Back then, they were electrically powered, at least, but you still had to do a lot of the calculating in your head, which is why my dad tended to keep his not-so-mathematically-inclined son in the back of the store, away from the receipts. With my nimble fingers on the register keys, I was capable of trying to charge $1,398.06 for a pack of Camels.

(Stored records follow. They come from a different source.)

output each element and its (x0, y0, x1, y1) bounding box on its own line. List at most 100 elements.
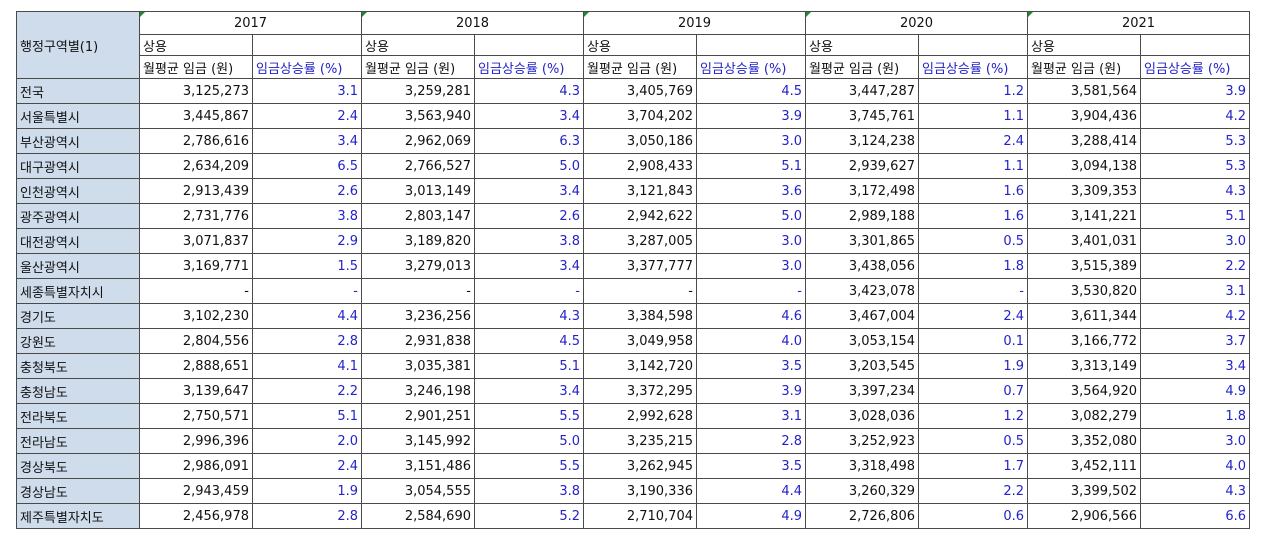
wage-cell[interactable]: 3,142,720 (583, 353, 697, 379)
rate-cell[interactable]: 3.4 (474, 253, 584, 279)
wage-cell[interactable]: 3,399,502 (1027, 478, 1141, 504)
rate-cell[interactable]: 3.1 (252, 78, 362, 104)
wage-cell[interactable]: 3,203,545 (805, 353, 919, 379)
rate-cell[interactable]: 3.7 (1140, 328, 1250, 354)
wage-cell[interactable]: 3,377,777 (583, 253, 697, 279)
rate-cell[interactable]: - (696, 278, 806, 304)
region-cell[interactable]: 전라남도 (16, 428, 140, 454)
rate-cell[interactable]: 6.3 (474, 128, 584, 154)
wage-cell[interactable]: 3,246,198 (361, 378, 475, 404)
wage-cell[interactable]: 2,750,571 (139, 403, 253, 429)
rate-cell[interactable]: 5.0 (696, 203, 806, 229)
category-header-blank[interactable] (918, 34, 1028, 56)
rate-cell[interactable]: 5.0 (474, 428, 584, 454)
rate-cell[interactable]: 1.9 (252, 478, 362, 504)
wage-cell[interactable]: 3,352,080 (1027, 428, 1141, 454)
wage-cell[interactable]: 2,634,209 (139, 153, 253, 179)
rate-cell[interactable]: 1.1 (918, 153, 1028, 179)
year-header[interactable]: 2019 (583, 11, 806, 35)
rate-cell[interactable]: 4.4 (696, 478, 806, 504)
wage-cell[interactable]: 2,456,978 (139, 503, 253, 529)
rate-cell[interactable]: 3.4 (474, 378, 584, 404)
rate-cell[interactable]: 2.4 (918, 303, 1028, 329)
wage-cell[interactable]: 2,942,622 (583, 203, 697, 229)
rate-cell[interactable]: 5.3 (1140, 128, 1250, 154)
rate-cell[interactable]: 4.0 (1140, 453, 1250, 479)
wage-cell[interactable]: 3,564,920 (1027, 378, 1141, 404)
wage-cell[interactable]: 3,082,279 (1027, 403, 1141, 429)
wage-cell[interactable]: 3,172,498 (805, 178, 919, 204)
rate-cell[interactable]: 3.4 (252, 128, 362, 154)
rate-cell[interactable]: 5.1 (696, 153, 806, 179)
wage-cell[interactable]: 2,939,627 (805, 153, 919, 179)
wage-cell[interactable]: 3,279,013 (361, 253, 475, 279)
region-cell[interactable]: 서울특별시 (16, 103, 140, 129)
region-cell[interactable]: 전라북도 (16, 403, 140, 429)
rate-cell[interactable]: 5.3 (1140, 153, 1250, 179)
rate-cell[interactable]: 5.2 (474, 503, 584, 529)
category-header-blank[interactable] (696, 34, 806, 56)
wage-cell[interactable]: 3,050,186 (583, 128, 697, 154)
wage-cell[interactable]: 2,986,091 (139, 453, 253, 479)
category-header[interactable]: 상용 (583, 34, 697, 56)
wage-cell[interactable]: 2,726,806 (805, 503, 919, 529)
rate-cell[interactable]: 2.9 (252, 228, 362, 254)
wage-cell[interactable]: 3,124,238 (805, 128, 919, 154)
region-cell[interactable]: 광주광역시 (16, 203, 140, 229)
category-header-blank[interactable] (252, 34, 362, 56)
wage-cell[interactable]: 3,745,761 (805, 103, 919, 129)
wage-cell[interactable]: - (583, 278, 697, 304)
wage-cell[interactable]: 3,288,414 (1027, 128, 1141, 154)
rate-cell[interactable]: 1.8 (918, 253, 1028, 279)
rate-column-header[interactable]: 임금상승률 (%) (252, 55, 362, 79)
wage-cell[interactable]: 2,931,838 (361, 328, 475, 354)
wage-cell[interactable]: 2,908,433 (583, 153, 697, 179)
wage-cell[interactable]: 2,906,566 (1027, 503, 1141, 529)
region-column-header[interactable]: 행정구역별(1) (16, 11, 140, 79)
rate-cell[interactable]: 1.8 (1140, 403, 1250, 429)
rate-cell[interactable]: 3.9 (696, 103, 806, 129)
rate-cell[interactable]: 0.1 (918, 328, 1028, 354)
rate-cell[interactable]: 4.2 (1140, 103, 1250, 129)
rate-cell[interactable]: 3.0 (696, 128, 806, 154)
wage-cell[interactable]: 3,372,295 (583, 378, 697, 404)
rate-cell[interactable]: 6.6 (1140, 503, 1250, 529)
rate-cell[interactable]: 4.9 (1140, 378, 1250, 404)
region-cell[interactable]: 세종특별자치시 (16, 278, 140, 304)
rate-cell[interactable]: 3.0 (696, 228, 806, 254)
region-cell[interactable]: 부산광역시 (16, 128, 140, 154)
rate-cell[interactable]: 3.9 (696, 378, 806, 404)
rate-cell[interactable]: 2.4 (252, 103, 362, 129)
rate-cell[interactable]: 3.8 (252, 203, 362, 229)
rate-cell[interactable]: 4.4 (252, 303, 362, 329)
region-cell[interactable]: 경상북도 (16, 453, 140, 479)
wage-cell[interactable]: 2,584,690 (361, 503, 475, 529)
rate-column-header[interactable]: 임금상승률 (%) (1140, 55, 1250, 79)
region-cell[interactable]: 경상남도 (16, 478, 140, 504)
wage-cell[interactable]: 3,401,031 (1027, 228, 1141, 254)
wage-cell[interactable]: 3,704,202 (583, 103, 697, 129)
wage-column-header[interactable]: 월평균 임금 (원) (583, 55, 697, 79)
wage-cell[interactable]: 2,786,616 (139, 128, 253, 154)
wage-cell[interactable]: 2,731,776 (139, 203, 253, 229)
wage-cell[interactable]: - (361, 278, 475, 304)
rate-cell[interactable]: 1.2 (918, 403, 1028, 429)
wage-cell[interactable]: 2,913,439 (139, 178, 253, 204)
wage-cell[interactable]: 3,318,498 (805, 453, 919, 479)
year-header[interactable]: 2018 (361, 11, 584, 35)
wage-cell[interactable]: 3,190,336 (583, 478, 697, 504)
wage-cell[interactable]: 2,962,069 (361, 128, 475, 154)
wage-cell[interactable]: 2,804,556 (139, 328, 253, 354)
wage-cell[interactable]: 3,252,923 (805, 428, 919, 454)
rate-cell[interactable]: 4.0 (696, 328, 806, 354)
rate-column-header[interactable]: 임금상승률 (%) (696, 55, 806, 79)
wage-cell[interactable]: 3,236,256 (361, 303, 475, 329)
wage-cell[interactable]: 3,139,647 (139, 378, 253, 404)
rate-cell[interactable]: - (918, 278, 1028, 304)
rate-column-header[interactable]: 임금상승률 (%) (474, 55, 584, 79)
rate-cell[interactable]: 4.3 (474, 303, 584, 329)
region-cell[interactable]: 대구광역시 (16, 153, 140, 179)
rate-column-header[interactable]: 임금상승률 (%) (918, 55, 1028, 79)
rate-cell[interactable]: 4.3 (1140, 178, 1250, 204)
rate-cell[interactable]: 4.3 (1140, 478, 1250, 504)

(I wasn't allowed to sell condoms or razor blades either, but that wasn't so much because of my inept and callow youth. They carried a sales commission, and it was thought unseemly for the boss' son to traffic in something from which the other employees could receive a cash bonus.)

That summer, New York State and my hometown each instituted a sales tax, a development for which our cash registers were unsuited -- they couldn't calculate percentages. So we had a chart that we'd consult after ringing up a sale, at which point we'd add on the pennies and nickels of tax and throw them, separately, into shoe boxes.

Further jumbling this awkward system was the list of what was or was not taxable, some of which seemed to have been determined by rounds of darts in Albany, the state capital. Medicine was not taxable. That made sense. Chewing gum was taxable, unless it was Beeman's Gum, which was invented by a doctor and contained pepsin -- medicinally good for the digestion, so not taxed. Insulin wasn't taxed either, but the syringes to administer it were.

So, in that spirit of trivial complexity and governmental randomness, as the Democratic and Republican conventions begin in Denver and St. Paul, I give you the Honest Leadership and Open Government Act of 2007.

The law, passed in the wake of the Jack Abramoff scandal and the imprisonment of House members Bob Ney and Duke Cunningham (Ney was released just this past Monday), has much to recommend it, outlawing gifts from lobbyists for members of Congress and their staffs. That includes the extravagant parties that trade associations, law firms, advocacy organizations, unions and other lobby groups used to throw at the conventions for the most influential individual senators and representatives.

At the 2004 Republican National Convention here in New York City, for example, among hundreds of parties, the American Gas Association sponsored nine gala events, which included a "Wildcatter's Ball" for Oklahoma Sen. James Inhofe, then chairman of the Senate Committee on Environment and Public Works. Pepsico gave Senate Majority Leader Bill Frist a reception at the Metropolitan Museum of Art's Temple of Dendur, which then cost $60,000 just to rent for the night. House Speaker Dennis Hastert got a wingding at Tavern on the Green, bought and paid for by General Motors.

So change is good. The problem is that many of the new law's rules are so arcane and convoluted it would take a team of forensic accountants and Talmudic scholars to properly interpret them. The "toothpick rule," for example, bans Congress members and their aides from accepting a free meal, but they can snarf up as many free hors d'oeuvres as they like -- as long as they're standing up and not sitting down. No forks, no chairs and you may be within the law.

Unless. The St. Paul Pioneer Press reported one party planner for the Republican convention was told that under the law quesadillas with cheese qualified as legal finger food, but including beef or chicken would make them an illicit meal. According to Tuesday's New York Times, "Depending on the circumstances, breakfasts are limited to bagels, rolls and croissants, while proteins like eggs are prohibited. What is more, rules differ for events that are deemed to be 'widely attended' -- something that has more than 25 diverse attendees but is not a ballgame or a concert.